Tired of wrestling with slippery fabrics or finding multi-layer sewing projects a daunting task? Whether you’re a seasoned seamstress or a novice with a sewing machine, a walking foot attachment might just be the solution you’ve been searching for.
What Is a Walking Foot Machine and How Does It Work?
A walking foot is an attachment that you add to a sewing machine to provide an extra set of feed dogs.
Feed dogs on a sewing machine are the components that pull or “feed” the fabric through the machine as you work on it. They’re typically located beneath the presser foot, looking like toothed rods that move forward, down, back, and up in line with the needle’s movement.
A walking foot is simply an additional presser foot that allows you to feed fabric into the machine from the top, not just the bottom. With its teeth, the walking foot grabs onto the fabric in sync with the gripping action of the original presser foot.
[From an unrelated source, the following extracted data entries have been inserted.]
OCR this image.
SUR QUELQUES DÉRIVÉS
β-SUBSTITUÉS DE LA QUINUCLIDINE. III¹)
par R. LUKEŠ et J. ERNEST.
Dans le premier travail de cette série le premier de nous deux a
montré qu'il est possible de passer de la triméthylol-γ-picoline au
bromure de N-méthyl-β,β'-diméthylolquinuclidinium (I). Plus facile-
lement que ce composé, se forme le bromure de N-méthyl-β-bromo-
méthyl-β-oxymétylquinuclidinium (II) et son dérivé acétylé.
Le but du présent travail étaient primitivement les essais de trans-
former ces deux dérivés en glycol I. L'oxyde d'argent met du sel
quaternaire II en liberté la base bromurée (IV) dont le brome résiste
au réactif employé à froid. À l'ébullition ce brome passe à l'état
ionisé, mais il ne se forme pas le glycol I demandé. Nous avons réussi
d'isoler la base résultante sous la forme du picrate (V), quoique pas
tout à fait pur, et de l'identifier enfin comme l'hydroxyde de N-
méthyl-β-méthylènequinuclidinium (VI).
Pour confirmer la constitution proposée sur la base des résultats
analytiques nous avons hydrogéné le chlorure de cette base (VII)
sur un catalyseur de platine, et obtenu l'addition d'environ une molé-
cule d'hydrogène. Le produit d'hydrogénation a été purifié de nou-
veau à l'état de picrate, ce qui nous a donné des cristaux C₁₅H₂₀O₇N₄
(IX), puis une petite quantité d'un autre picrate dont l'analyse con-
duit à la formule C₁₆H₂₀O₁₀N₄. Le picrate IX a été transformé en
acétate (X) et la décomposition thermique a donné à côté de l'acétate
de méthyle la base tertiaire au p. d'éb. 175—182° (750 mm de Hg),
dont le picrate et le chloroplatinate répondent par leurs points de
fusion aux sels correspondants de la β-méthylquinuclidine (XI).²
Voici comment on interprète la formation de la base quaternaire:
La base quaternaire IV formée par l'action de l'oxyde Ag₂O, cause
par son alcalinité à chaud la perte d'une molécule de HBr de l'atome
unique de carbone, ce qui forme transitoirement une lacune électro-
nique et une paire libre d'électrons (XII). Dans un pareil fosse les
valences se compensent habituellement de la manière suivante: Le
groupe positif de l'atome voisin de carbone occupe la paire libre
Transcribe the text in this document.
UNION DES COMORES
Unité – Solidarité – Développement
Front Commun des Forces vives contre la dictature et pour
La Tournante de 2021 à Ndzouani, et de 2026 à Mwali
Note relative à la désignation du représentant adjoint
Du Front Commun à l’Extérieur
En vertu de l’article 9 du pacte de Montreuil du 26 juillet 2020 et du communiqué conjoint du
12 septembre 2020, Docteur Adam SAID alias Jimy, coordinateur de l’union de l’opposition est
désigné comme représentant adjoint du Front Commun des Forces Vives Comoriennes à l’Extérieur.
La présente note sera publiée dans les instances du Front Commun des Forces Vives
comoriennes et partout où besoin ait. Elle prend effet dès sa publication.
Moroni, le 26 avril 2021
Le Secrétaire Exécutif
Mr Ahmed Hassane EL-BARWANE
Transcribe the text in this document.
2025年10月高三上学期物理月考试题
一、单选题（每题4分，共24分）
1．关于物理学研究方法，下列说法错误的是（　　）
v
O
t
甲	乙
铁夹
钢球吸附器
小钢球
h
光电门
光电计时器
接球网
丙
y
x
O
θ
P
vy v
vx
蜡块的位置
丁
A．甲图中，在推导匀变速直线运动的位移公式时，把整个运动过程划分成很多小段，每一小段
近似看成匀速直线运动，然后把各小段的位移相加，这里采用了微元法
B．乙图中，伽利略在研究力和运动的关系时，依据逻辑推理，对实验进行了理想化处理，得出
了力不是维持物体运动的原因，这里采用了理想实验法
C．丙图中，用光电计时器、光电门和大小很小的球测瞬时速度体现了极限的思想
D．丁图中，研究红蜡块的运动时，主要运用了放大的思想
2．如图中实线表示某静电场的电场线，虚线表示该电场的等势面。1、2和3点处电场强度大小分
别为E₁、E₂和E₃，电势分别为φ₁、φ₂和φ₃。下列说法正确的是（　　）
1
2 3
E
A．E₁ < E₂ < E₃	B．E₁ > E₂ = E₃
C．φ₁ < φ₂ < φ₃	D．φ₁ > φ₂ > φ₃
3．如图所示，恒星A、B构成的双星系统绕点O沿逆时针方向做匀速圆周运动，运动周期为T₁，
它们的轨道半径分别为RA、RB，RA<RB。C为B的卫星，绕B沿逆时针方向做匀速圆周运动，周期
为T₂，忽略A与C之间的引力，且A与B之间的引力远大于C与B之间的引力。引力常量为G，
Mounting a walking foot onto your sewing machine is equivalent to having a machine with a dual-feed feature
Why Use a Sewing Foot for Sewing?
Imagine you’re sewing a single layer or a couple of layers of fabric. In this case, only one set of feeder dogs is likely enough to handle the work.
But what if you’re sewing more than two layers of thick fabric? Or what if you’re working with a particularly slippery or sticky fabric like chiffon or silk?
In such cases, you need the added control advantage of having an extra set of feed dogs on your sewing machine. This will help you manage fabric layers more easily without worrying about the top layer misaligning or slipping.
A walking foot is also an ideal attachment if you’re often concerned with pattern matching on your projects. It can also serve you well when working with lightweight fabrics to avoid stretching.
What’s more, some walking foot models are equipped to help with decorative and zigzag stitches.
When Is Using a Walking Foot a Good Idea?
You’re now probably wondering about specific sewing scenarios in which a walking foot would come in handy.
Here are a few examples:
Mastering Slippery Fabrics
Vinyl, satin, velvet, and leather, these fabrics are notorious for their slippery nature when introduced to a standard sewing machine. Prevent fabric misalignment and damage from pinning with the help of a walking foot.
Taming Troublesome Straps
Have you ever faced the frustration of ripples on your bag straps or clothing articles? Discover how a walking foot keeps fabric layers moving smoothly, even when you change your stitching direction.
Unlike decorative stitching or free-motion quilting, quilting using a sewing machine means going in a straight line. This can be a challenge as the layers have to stay together throughout the process.
A walking foot can help prevent pleats and puckering by keeping the top layer in place, so you don’t have to deal with it slipping ahead of the bottom and middle layers. This is especially valuable when you switch up your quilted lines’ direction.
A walking foot is also practical for SID (stitching in the ditch) when you’re sewing in tricky spots by the seam line or even the seam itself.
Knit or Stretch Fabric
Knits are also known as stretch fabric because that’s what they do when you start working on them with a presser foot involved. As the bottom layer is pushed through the feed dogs, the top layer stretches.
Using a walking foot provides extra grip for the top layer, allowing both the top and bottom layers to feed through the machine at the same pace for even results.
Even if you’re using a relatively easy fabric to work with, uneven gliding issues are likely to occur as long as your project is multi-layered.
Examples include handbags, tote bags, purses, wallets, and soft luggage.
Relying only on the original presser foot isn’t enough to keep the top layer from gliding ahead of the bottom layers. However, adding a walking foot to your setup will do the trick.
If your project involves creating matching plaids, stripes, patterns, or any other element, then it’s a good time to use a walking foot. This attachment will keep your layers perfectly aligned.
Binding and Hems
Sewing on hems, bindings, or folded layers of fabric requires feeding them through the machine at an even pace to keep them smooth and looking professional. A walking foot is ideal for this job.
Steps to Use a Walking Foot for Sewing
If you’re set on adding a walking foot to your sewing machine setup, the following steps will get you familiar with the process:
- Detach the shank of the presser foot.
- Attach the walking foot claw to the needle bar.
- Fasten the shank back, making sure to tighten the screws.
- Start sewing!
Should You Use a Walking Foot All the Time?
While it’s quite practical in the scenarios we discussed above, a walking foot can slow down your sewing a bit.
It’s meant for straight-line sewing, so it can lower your sewing speed even more if you use it to sew curves or angles.
In summary, a walking foot attachment serves as an invaluable addition to your sewing toolkit, especially when you’re dealing with tricky fabrics or multi-layered projects. Its enhanced grip and control can elevate the quality of your sewing, making challenging tasks a whole lot easier.